PostgreSQL – Synchronizing Batch Delete with Advisory Lock

lockingpostgresql

We are moving our application from one-instance to multiple instances (all connected to the same Postgres database) in order to increase resiliency of one of our services, and I am now facing a synch issue between multiple instances of the app all trying to delete "old" data once a day (basically, "delete all rows since 30 days ago or more").

I am considering using an advisory lock in Postgres as a synchronisation token so that only one instance actually performs the deletion.

So this is how I envision it (assuming all instances run the exact same code): At, say, 4 AM each morning all 3 instances will try to acquire the advisory lock; only one will succeed initially, and it will perform the deletion of old data, while the other app instances will wait on the lock.

Once the first instance is done, the other instances will, in turn, acquire the lock but will find that there a no more eligible rows and return.

Please let me know if you see any issue with the above approach.

Best Answer

Manual locking is probably unnecessary. When the second process to get to a row in order to delete it discovers that it is already in the process of being deleted, it will inherently block until that deleting transaction commits. So this should already yield the behavior you want.

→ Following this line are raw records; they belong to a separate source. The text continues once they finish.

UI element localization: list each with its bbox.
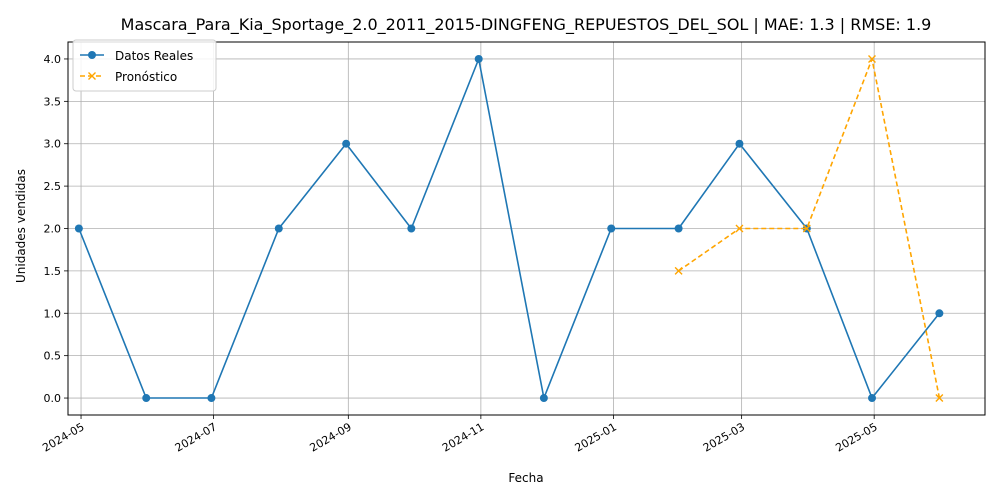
legend-marker-datos-reales	[88, 51, 96, 59]
data-point	[74, 224, 83, 233]
forecast-point	[935, 394, 944, 403]
legend-marker-pronostico	[88, 72, 96, 80]
legend-label-pronostico: Pronóstico	[115, 70, 177, 84]
y-tick-label: 3.0	[44, 138, 62, 151]
data-point	[735, 139, 744, 148]
data-point	[607, 224, 616, 233]
chart-title: Mascara_Para_Kia_Sportage_2.0_2011_2015-…	[121, 15, 932, 35]
data-point	[407, 224, 416, 233]
y-tick-label: 2.5	[44, 180, 62, 193]
forecast-point	[674, 266, 683, 275]
data-point	[474, 54, 483, 63]
data-point	[274, 224, 283, 233]
y-tick-label: 0.5	[44, 350, 62, 363]
y-axis-label: Unidades vendidas	[14, 169, 28, 283]
data-point	[342, 139, 351, 148]
forecast-point	[735, 224, 744, 233]
y-tick-label: 1.0	[44, 307, 62, 320]
series-line-0	[78, 58, 941, 399]
y-tick-label: 4.0	[44, 53, 62, 66]
data-point	[539, 394, 548, 403]
legend-label-datos-reales: Datos Reales	[115, 49, 193, 63]
y-tick-label: 3.5	[44, 95, 62, 108]
data-point	[142, 394, 151, 403]
data-point	[868, 394, 877, 403]
legend: Datos Reales Pronóstico	[72, 39, 217, 92]
y-tick-label: 1.5	[44, 265, 62, 278]
series-line-1	[678, 58, 941, 399]
data-point	[674, 224, 683, 233]
data-point	[207, 394, 216, 403]
x-axis-label: Fecha	[508, 471, 543, 485]
y-tick-label: 0.0	[44, 392, 62, 405]
data-point	[935, 309, 944, 318]
y-tick-label: 2.0	[44, 223, 62, 236]
legend-box	[72, 39, 217, 92]
forecast-point	[802, 224, 811, 233]
forecast-point	[868, 54, 876, 63]
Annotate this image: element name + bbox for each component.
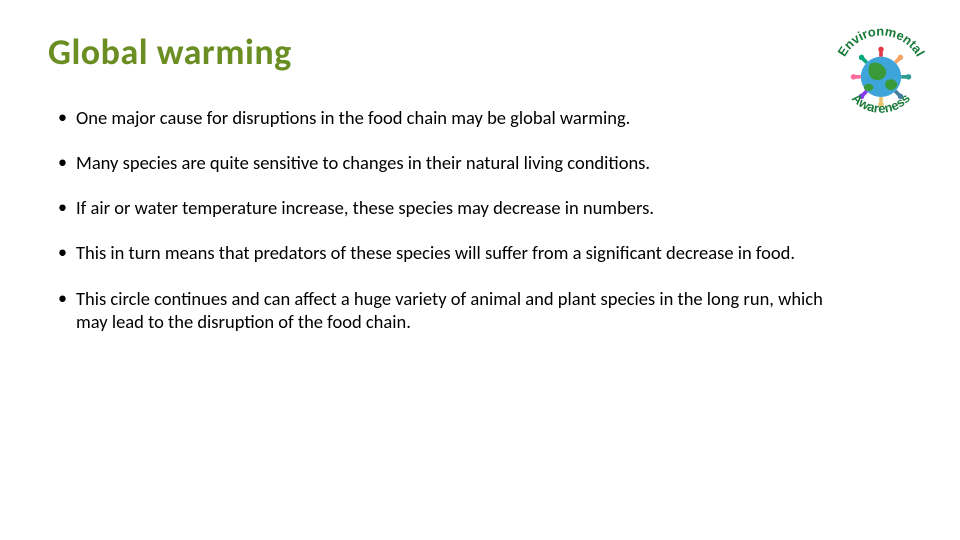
list-item: This circle continues and can affect a h…	[48, 287, 828, 333]
list-item: One major cause for disruptions in the f…	[48, 106, 828, 129]
list-item: Many species are quite sensitive to chan…	[48, 151, 828, 174]
list-item: This in turn means that predators of the…	[48, 241, 828, 264]
environmental-awareness-logo: Environmental Awareness	[826, 20, 936, 130]
logo-svg: Environmental Awareness	[826, 20, 936, 130]
slide-title: Global warming	[48, 30, 912, 74]
slide-container: Global warming One major cause for disru…	[0, 0, 960, 540]
bullet-list: One major cause for disruptions in the f…	[48, 106, 828, 333]
list-item: If air or water temperature increase, th…	[48, 196, 828, 219]
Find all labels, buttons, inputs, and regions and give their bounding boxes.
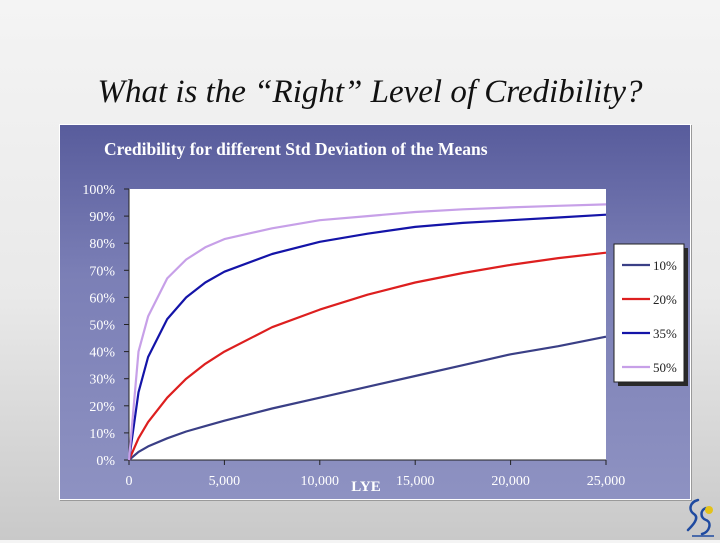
- x-axis-label: LYE: [351, 479, 380, 495]
- x-tick-label: 5,000: [209, 474, 241, 489]
- x-tick-label: 25,000: [587, 474, 626, 489]
- y-tick-label: 40%: [89, 346, 115, 361]
- plot-area: [129, 189, 606, 460]
- y-tick-label: 50%: [89, 319, 115, 334]
- x-tick-label: 20,000: [491, 474, 529, 489]
- x-tick-label: 10,000: [301, 474, 340, 489]
- y-tick-label: 100%: [82, 183, 115, 198]
- legend-label[interactable]: 50%: [653, 360, 677, 375]
- y-tick-label: 30%: [89, 373, 115, 388]
- y-tick-label: 10%: [89, 427, 115, 442]
- series-lines: [127, 203, 607, 461]
- series-line-10pct: [128, 335, 607, 461]
- x-tick-label: 0: [126, 474, 133, 489]
- y-tick-label: 20%: [89, 400, 115, 415]
- slide-title: What is the “Right” Level of Credibility…: [97, 74, 643, 110]
- x-tick-label: 15,000: [396, 474, 435, 489]
- legend-label[interactable]: 10%: [653, 258, 677, 273]
- chart-panel: Credibility for different Std Deviation …: [59, 124, 691, 500]
- legend-label[interactable]: 35%: [653, 326, 677, 341]
- y-tick-label: 60%: [89, 291, 115, 306]
- chart-title: Credibility for different Std Deviation …: [104, 139, 488, 159]
- credibility-line-chart: Credibility for different Std Deviation …: [82, 139, 688, 495]
- y-tick-label: 0%: [96, 454, 115, 469]
- legend[interactable]: 10% 20% 35% 50%: [613, 243, 688, 386]
- legend-box: [613, 243, 685, 383]
- series-line-35pct: [127, 213, 607, 461]
- y-axis: 0% 10% 20% 30% 40% 50% 60% 70% 80% 90% 100%: [82, 183, 130, 469]
- legend-label[interactable]: 20%: [653, 292, 677, 307]
- x-axis: 0 5,000 10,000 15,000 20,000 25,000: [126, 459, 626, 489]
- y-tick-label: 90%: [89, 210, 115, 225]
- y-tick-label: 70%: [89, 264, 115, 279]
- series-line-50pct: [127, 203, 607, 461]
- series-line-20pct: [127, 251, 607, 461]
- y-tick-label: 80%: [89, 237, 115, 252]
- company-logo-icon: [684, 496, 718, 538]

It is possible (but I think unlikely) that the processes will choose different execution plans which delete rows in different orders, and deadlock against each other. In that case, one will get served an ERROR, and the other will proceed. You will still get an acceptable outcome if you retry the ERRORed process, or if you are sure this is the only source of deadlocks you could just ignore deadlock errors and trust that the winner of the deadlock did the job. This is somewhat wasteful to have one process do a lot of work which just gets aborted and repeated, so you it might be worthwhile to use advisory locking to avoid that. But I wouldn't bother until I had a demonstrated problem that needs to be solved.

Depending on the execution plan for the deletions, verifying that no rows need to be deleted might itself be a lot of work. If you want to reduce that work, you could use "try" advisory locks to skip the work for all but the first session, but then if the first session fails before it finishes but after it has warned off the others, then the job just won't get done. And if your app uses advisory locks for other purposes, you would want to make sure you don't get collisions on the lock keyspace.